但他到底没有遭受过李二毛那种时时刻刻都在担惊受怕的日子,所以跟李二毛比起来,他还是差了一点。
“唉,兄弟。”李二毛老气横秋地叹了一口气,一副世外高人的模样:“你知足吧,你看看你过的什么日子,你再看看我过的什么日子。我告诉你,你不要不识好歹,你知道我每天晚上做梦都梦见你妈是我妈吗?”
他说完还嘀咕了一句:“如果她是我妈该有多好。”
随后眼睛一红,垂着头不说话了。
季远看见李二毛哭了,他头垂得很低,但季远还是看见他的眼泪砸在了他脏兮兮的手上。
他的胳膊上青一片红一片,手背上还有新鲜的血口子。显然,他昨天晚上肯定又挨打了。
李二毛一身都脏兮兮的,他的衣服已经脏的看不出原来的颜色了,而且已经不合身了,袖子短得已经快到手肘上了。
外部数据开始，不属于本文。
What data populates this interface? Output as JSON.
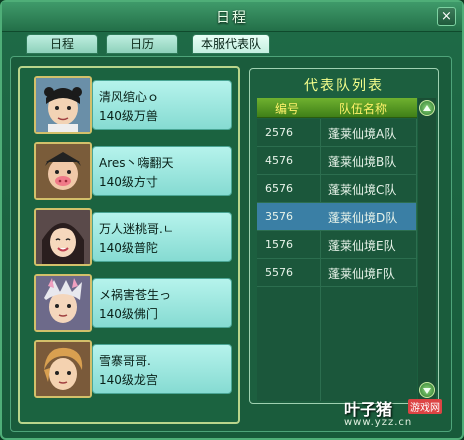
{
  "window": {
    "title": "日程",
    "close_icon": "close-icon"
  },
  "tabs": [
    {
      "label": "日程",
      "active": false
    },
    {
      "label": "日历",
      "active": false
    },
    {
      "label": "本服代表队",
      "active": true
    }
  ],
  "members": [
    {
      "name": "清风绾心ｏ",
      "level": "140级万兽",
      "avatar": "avatar-wanshou"
    },
    {
      "name": "Ares丶嗨翻天",
      "level": "140级方寸",
      "avatar": "avatar-fangcun"
    },
    {
      "name": "万人迷桃哥.ㄴ",
      "level": "140级普陀",
      "avatar": "avatar-putuo"
    },
    {
      "name": "メ祸害苍生っ",
      "level": "140级佛门",
      "avatar": "avatar-fomen"
    },
    {
      "name": "雪寨哥哥.",
      "level": "140级龙宫",
      "avatar": "avatar-longgong"
    }
  ],
  "team_list": {
    "title": "代表队列表",
    "headers": {
      "id": "编号",
      "name": "队伍名称"
    },
    "rows": [
      {
        "id": "2576",
        "name": "蓬莱仙境A队",
        "selected": false
      },
      {
        "id": "4576",
        "name": "蓬莱仙境B队",
        "selected": false
      },
      {
        "id": "6576",
        "name": "蓬莱仙境C队",
        "selected": false
      },
      {
        "id": "3576",
        "name": "蓬莱仙境D队",
        "selected": true
      },
      {
        "id": "1576",
        "name": "蓬莱仙境E队",
        "selected": false
      },
      {
        "id": "5576",
        "name": "蓬莱仙境F队",
        "selected": false
      }
    ]
  },
  "watermark": {
    "site": "叶子猪",
    "tag": "游戏网",
    "url": "www.yzz.cn"
  },
  "colors": {
    "accent": "#3a7fa5",
    "header": "#6fb12f",
    "card": "#b6f3ec"
  }
}
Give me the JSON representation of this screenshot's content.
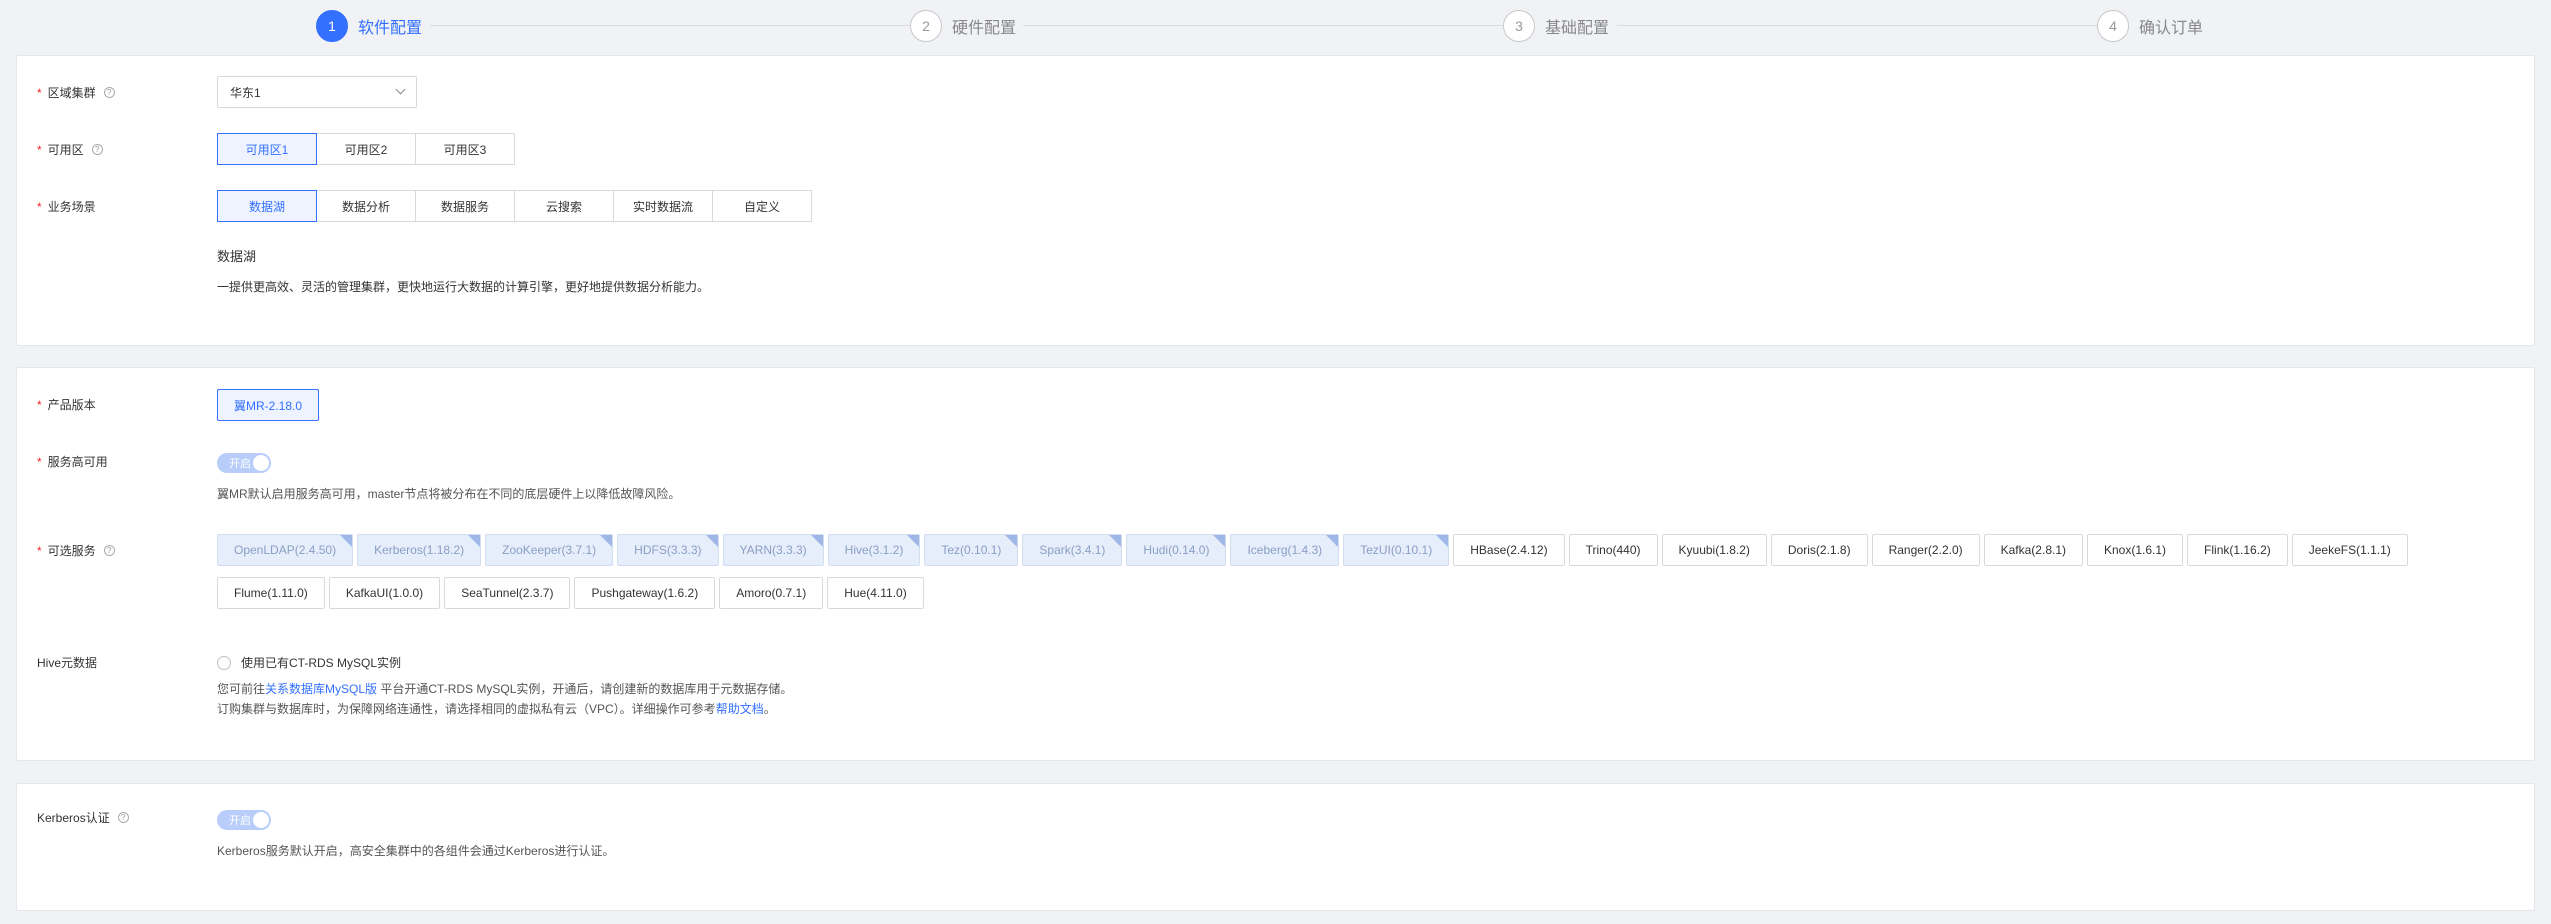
{
  "steps": [
    {
      "num": "1",
      "label": "软件配置"
    },
    {
      "num": "2",
      "label": "硬件配置"
    },
    {
      "num": "3",
      "label": "基础配置"
    },
    {
      "num": "4",
      "label": "确认订单"
    }
  ],
  "region": {
    "label": "区域集群",
    "value": "华东1"
  },
  "zone": {
    "label": "可用区",
    "options": [
      "可用区1",
      "可用区2",
      "可用区3"
    ],
    "selected": "可用区1"
  },
  "scenario": {
    "label": "业务场景",
    "options": [
      "数据湖",
      "数据分析",
      "数据服务",
      "云搜索",
      "实时数据流",
      "自定义"
    ],
    "selected": "数据湖",
    "title": "数据湖",
    "desc": "一提供更高效、灵活的管理集群，更快地运行大数据的计算引擎，更好地提供数据分析能力。"
  },
  "product": {
    "label": "产品版本",
    "value": "翼MR-2.18.0"
  },
  "ha": {
    "label": "服务高可用",
    "toggle_text": "开启",
    "desc": "翼MR默认启用服务高可用，master节点将被分布在不同的底层硬件上以降低故障风险。"
  },
  "services": {
    "label": "可选服务",
    "row1": [
      {
        "name": "OpenLDAP(2.4.50)",
        "disabled": true
      },
      {
        "name": "Kerberos(1.18.2)",
        "disabled": true
      },
      {
        "name": "ZooKeeper(3.7.1)",
        "disabled": true
      },
      {
        "name": "HDFS(3.3.3)",
        "disabled": true
      },
      {
        "name": "YARN(3.3.3)",
        "disabled": true
      },
      {
        "name": "Hive(3.1.2)",
        "disabled": true
      },
      {
        "name": "Tez(0.10.1)",
        "disabled": true
      },
      {
        "name": "Spark(3.4.1)",
        "disabled": true
      },
      {
        "name": "Hudi(0.14.0)",
        "disabled": true
      },
      {
        "name": "Iceberg(1.4.3)",
        "disabled": true
      },
      {
        "name": "TezUI(0.10.1)",
        "disabled": true
      },
      {
        "name": "HBase(2.4.12)",
        "disabled": false
      },
      {
        "name": "Trino(440)",
        "disabled": false
      },
      {
        "name": "Kyuubi(1.8.2)",
        "disabled": false
      },
      {
        "name": "Doris(2.1.8)",
        "disabled": false
      },
      {
        "name": "Ranger(2.2.0)",
        "disabled": false
      },
      {
        "name": "Kafka(2.8.1)",
        "disabled": false
      },
      {
        "name": "Knox(1.6.1)",
        "disabled": false
      },
      {
        "name": "Flink(1.16.2)",
        "disabled": false
      },
      {
        "name": "JeekeFS(1.1.1)",
        "disabled": false
      }
    ],
    "row2": [
      {
        "name": "Flume(1.11.0)",
        "disabled": false
      },
      {
        "name": "KafkaUI(1.0.0)",
        "disabled": false
      },
      {
        "name": "SeaTunnel(2.3.7)",
        "disabled": false
      },
      {
        "name": "Pushgateway(1.6.2)",
        "disabled": false
      },
      {
        "name": "Amoro(0.7.1)",
        "disabled": false
      },
      {
        "name": "Hue(4.11.0)",
        "disabled": false
      }
    ]
  },
  "hive_meta": {
    "label": "Hive元数据",
    "radio_label": "使用已有CT-RDS MySQL实例",
    "hint1_pre": "您可前往",
    "hint1_link": "关系数据库MySQL版",
    "hint1_post": " 平台开通CT-RDS MySQL实例，开通后，请创建新的数据库用于元数据存储。",
    "hint2_pre": "订购集群与数据库时，为保障网络连通性，请选择相同的虚拟私有云（VPC）。详细操作可参考",
    "hint2_link": "帮助文档",
    "hint2_post": "。"
  },
  "kerberos": {
    "label": "Kerberos认证",
    "toggle_text": "开启",
    "desc": "Kerberos服务默认开启，高安全集群中的各组件会通过Kerberos进行认证。"
  }
}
现在已经入秋了,天已经凉了下来,季远早就穿上了长衣长裤和运动鞋。
他却还穿着只到膝盖的短裤,和一双烂兮兮,已经没有扣带鞋的凉鞋。
冻得瑟瑟发抖,全身都是红的。
他头发乱糟糟的已经长到了耳朵下边,又脏又乱像鸡窝一样,还有虱子在头上爬。他上一次剪头发还是半年前,林秋亭带着季远和秦弦去剪头发的时候他跟着去,林秋亭出钱帮他剪的。
李二毛有爹有妈,却过的像一个没爹没娘的流浪儿。
季远看着他,心里没来由的一酸。
他心里五味杂陈,杂七杂八的情绪纷纷扰扰搅成了一团乱麻。
就在这纷杂错乱的思绪里,一句话破空而出,从季远的心里直冲云霄,继而占据了他整个胸膛,然后蔓延到了四肢百骸。
“如果她是我妈该有多好。”
季远在心里一遍一遍地回味李二毛这句话。
如果她是我妈该多好。
是啊,如果林秋亭是李二毛的妈,那么李二毛现在应该像他和秦弦一样,穿着得体,干干净净,不会挨饿受冻,也不会挨骂挨打。
妈妈……
季远第一次开始在心里思考这两个字的含义,然后不由自主地把妈妈这两个字和林秋亭联系到了一起。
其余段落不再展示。